Anggota KPPU dan Juru Bicara Komisi; Guntur Syahputra Saragih, menyampaikan harapan KPPU agar dapat memberikan kemudahan berusaha bagi pelaku usaha dalam melakukan investasi sekaligus meningkatkan kualitas penegakan hukum persaingan di Indonesia.

Perubahan beberapa pasal dalam UU 5/1999 tersebut diatur dalam Bab VI tentang Kemudahan Berusaha, tepatnya Bagian Kesebelas tentang Larangan Praktik Monopoli dan Persaingan Usaha Tidak Sehat pada pasal 118. Kemudahan berusaha yang diharapkan tersebut, tentu saja akan bergantung juga terhadap materi pengaturan dalam peraturan pemerintah sebagai tindaklanjut UU 11/2020.

Dikatakan, bahwa perubahan tersebut secara garis besar meliputi perbaikan upaya keberatan dan penegasan aspek sanksi dalam hukum persaingan usaha. Terdapat 4 (empat) hal yang diubah dalam UU 5/1999 melalui UU 11/2020 tersebut, yakni (i) perubahan upaya keberatan dari Pengadilan Negeri ke Pengadilan Niaga; (ii) penghapusan jangka waktu penanganan upaya keberatan oleh Pengadilan Niaga dan Mahkamah Agung; (iii) penghapusan batasan denda maksimal; dan (iv) penghapusan ancaman pidana bagi pelanggaran perjanjian atau perbuatan atau penyalahgunaan posisi dominan.

Hal pertama terkait perubahan upaya keberatan dari Pengadilan Negeri ke Pengadilan Niaga. KPPU menilai ini diharapkan dapat meningkatkan kualitas pembuktian di pengadilan, karena hakim di Pengadilan Niaga umumnya telah terbiasa berurusan dengan aspek bisnis atau komersil. Proses persidangan di pengadilan diharapkan akan lebih komprehensif.

Kualitas pembuktian juga diharapkan akan meningkat, apalagi jika Mahkamah Agung memperkenankan pembentukan sejenis tribunal (hakim khusus persaingan usaha) atau penugasan hakim ad-hoc bagi kasus persaingan usaha tertentu, misalnya terkait kasus kompleks di sektor ekonomi digital.

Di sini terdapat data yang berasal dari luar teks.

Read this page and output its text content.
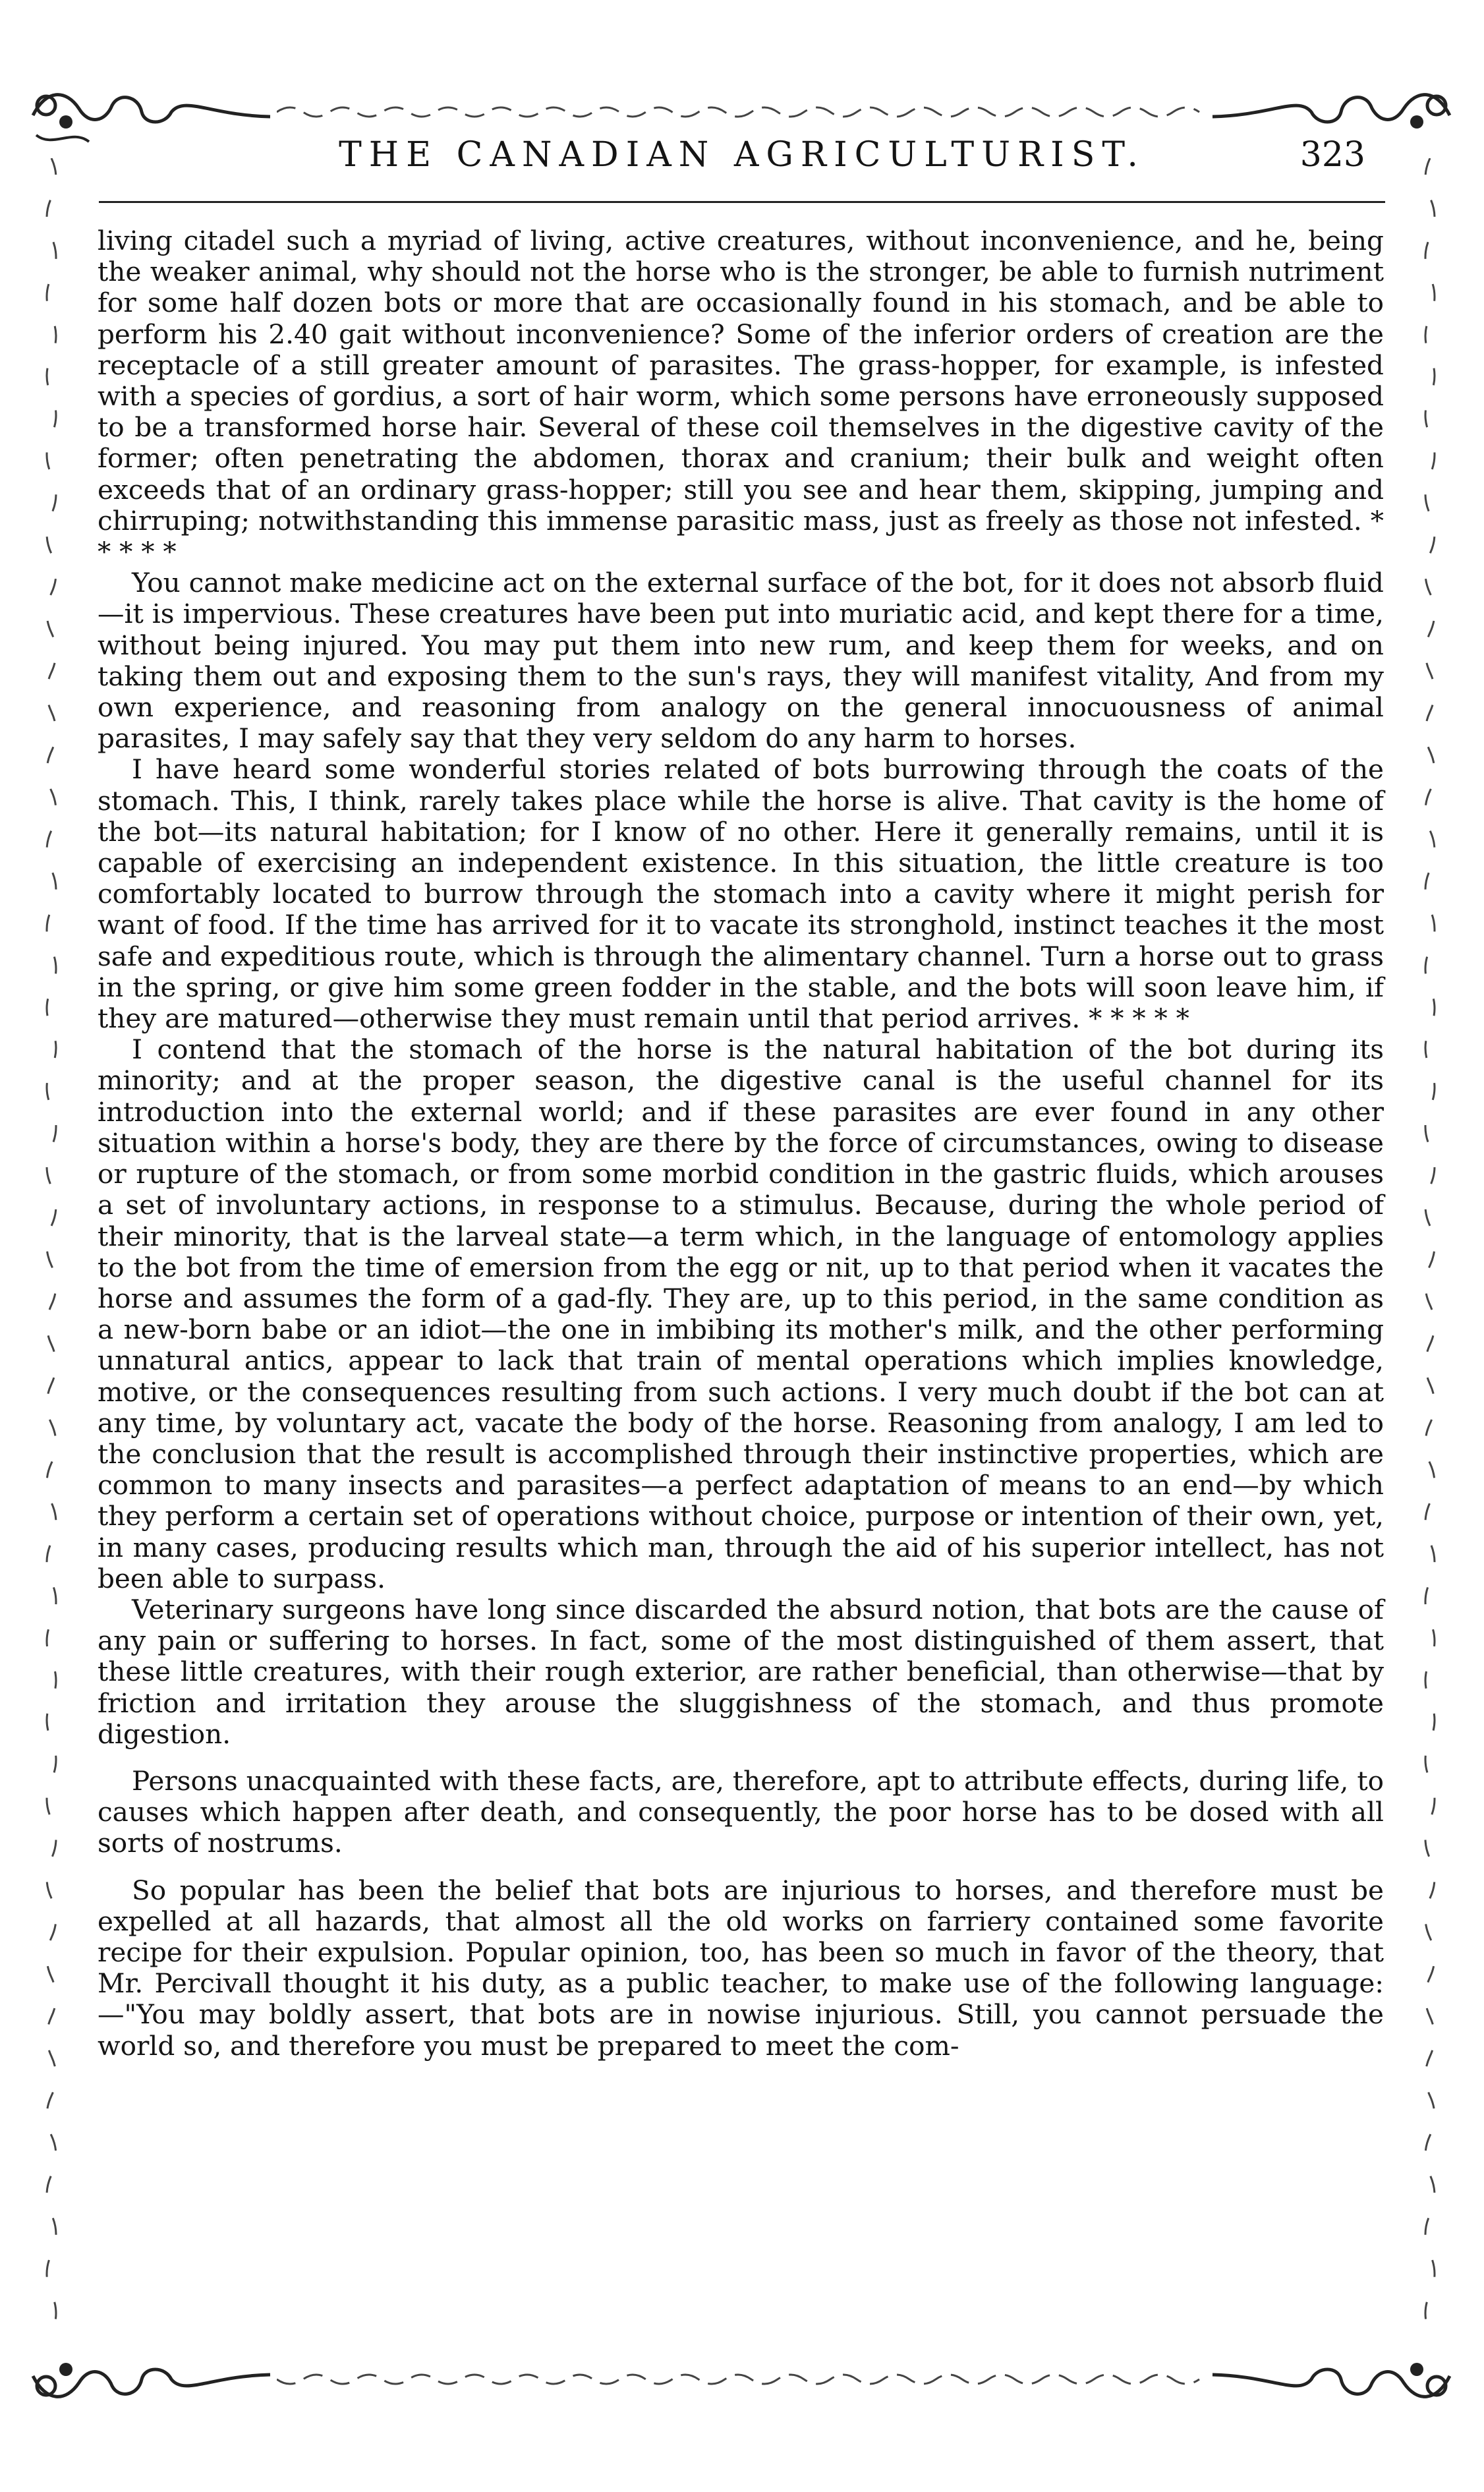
THE CANADIAN AGRICULTURIST.	323

living citadel such a myriad of living, active creatures, without inconvenience, and he, being the weaker animal, why should not the horse who is the stronger, be able to furnish nutriment for some half dozen bots or more that are occasionally found in his stomach, and be able to perform his 2.40 gait without inconvenience? Some of the inferior orders of creation are the receptacle of a still greater amount of parasites. The grass-hopper, for example, is infested with a species of gordius, a sort of hair worm, which some persons have erroneously supposed to be a transformed horse hair. Several of these coil themselves in the digestive cavity of the former; often penetrating the abdomen, thorax and cranium; their bulk and weight often exceeds that of an ordinary grass-hopper; still you see and hear them, skipping, jumping and chirruping; notwithstanding this immense parasitic mass, just as freely as those not infested. * * * * *

You cannot make medicine act on the external surface of the bot, for it does not absorb fluid—it is impervious. These creatures have been put into muriatic acid, and kept there for a time, without being injured. You may put them into new rum, and keep them for weeks, and on taking them out and exposing them to the sun's rays, they will manifest vitality, And from my own experience, and reasoning from analogy on the general innocuousness of animal parasites, I may safely say that they very seldom do any harm to horses.

I have heard some wonderful stories related of bots burrowing through the coats of the stomach. This, I think, rarely takes place while the horse is alive. That cavity is the home of the bot—its natural habitation; for I know of no other. Here it generally remains, until it is capable of exercising an independent existence. In this situation, the little creature is too comfortably located to burrow through the stomach into a cavity where it might perish for want of food. If the time has arrived for it to vacate its stronghold, instinct teaches it the most safe and expeditious route, which is through the alimentary channel. Turn a horse out to grass in the spring, or give him some green fodder in the stable, and the bots will soon leave him, if they are matured—otherwise they must remain until that period arrives. * * * * *

I contend that the stomach of the horse is the natural habitation of the bot during its minority; and at the proper season, the digestive canal is the useful channel for its introduction into the external world; and if these parasites are ever found in any other situation within a horse's body, they are there by the force of circumstances, owing to disease or rupture of the stomach, or from some morbid condition in the gastric fluids, which arouses a set of involuntary actions, in response to a stimulus. Because, during the whole period of their minority, that is the larveal state—a term which, in the language of entomology applies to the bot from the time of emersion from the egg or nit, up to that period when it vacates the horse and assumes the form of a gad-fly. They are, up to this period, in the same condition as a new-born babe or an idiot—the one in imbibing its mother's milk, and the other performing unnatural antics, appear to lack that train of mental operations which implies knowledge, motive, or the consequences resulting from such actions. I very much doubt if the bot can at any time, by voluntary act, vacate the body of the horse. Reasoning from analogy, I am led to the conclusion that the result is accomplished through their instinctive properties, which are common to many insects and parasites—a perfect adaptation of means to an end—by which they perform a certain set of operations without choice, purpose or intention of their own, yet, in many cases, producing results which man, through the aid of his superior intellect, has not been able to surpass.

Veterinary surgeons have long since discarded the absurd notion, that bots are the cause of any pain or suffering to horses. In fact, some of the most distinguished of them assert, that these little creatures, with their rough exterior, are rather beneficial, than otherwise—that by friction and irritation they arouse the sluggishness of the stomach, and thus promote digestion.

Persons unacquainted with these facts, are, therefore, apt to attribute effects, during life, to causes which happen after death, and consequently, the poor horse has to be dosed with all sorts of nostrums.

So popular has been the belief that bots are injurious to horses, and therefore must be expelled at all hazards, that almost all the old works on farriery contained some favorite recipe for their expulsion. Popular opinion, too, has been so much in favor of the theory, that Mr. Percivall thought it his duty, as a public teacher, to make use of the following language:—"You may boldly assert, that bots are in nowise injurious. Still, you cannot persuade the world so, and therefore you must be prepared to meet the com-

Hal ini tentunya memberikan keuntungan bagi pelaku usaha dalam memberikan argumen yang lebih kuat dalam pengadilan. Pemindahan ini memang dapat menimbulkan biaya tambahan bagi pelaku usaha yang ingin melakukan upaya keberatan, karena keterbatasan jumlah Pengadilan Niaga di Indonesia.

Namun hal tersebut dapat diatasi dengan penambahan jumlah Pengadilan Niaga maupun pemberlakukan persidangan secara online, sekalipun terkait persidangan online sendiri tentu perlu penyempurnaan pada beberapa aspek agar tidak mengurangi prinsip due process of law, karena persidangan online masih ada beberapa keterbatasan.

Hal kedua, penghapusan jangka waktu pembacaan putusan keberatan dan kasasi. Dikhawatirkan berpotensi menimbulkan ketidakpastian bagi pelaku usaha atas penyelesaian upaya keberatan yang dilakukannya. Namun kami yakin hal tersebut akan diatur oleh Mahkamah Agung. Saat ini upaya keberatan masih menggunakan Peraturan Mahkamah Agung No. 3 Tahun 2019 tentang Tata Cara Pengajuan Keberatan terhadap Putusan KPPU.

Hal ketiga, penghapusan batasan denda maksimal. KPPU tentu masih menunggu bagaimana ketentuan Peraturan Pemerintah nantinya, sebagai tindak lanjut perubahan dalam UU 11/2020. Karena terkait dengan kriteria, jenis dan besaran denda akan di atur dalam peraturan tersebut.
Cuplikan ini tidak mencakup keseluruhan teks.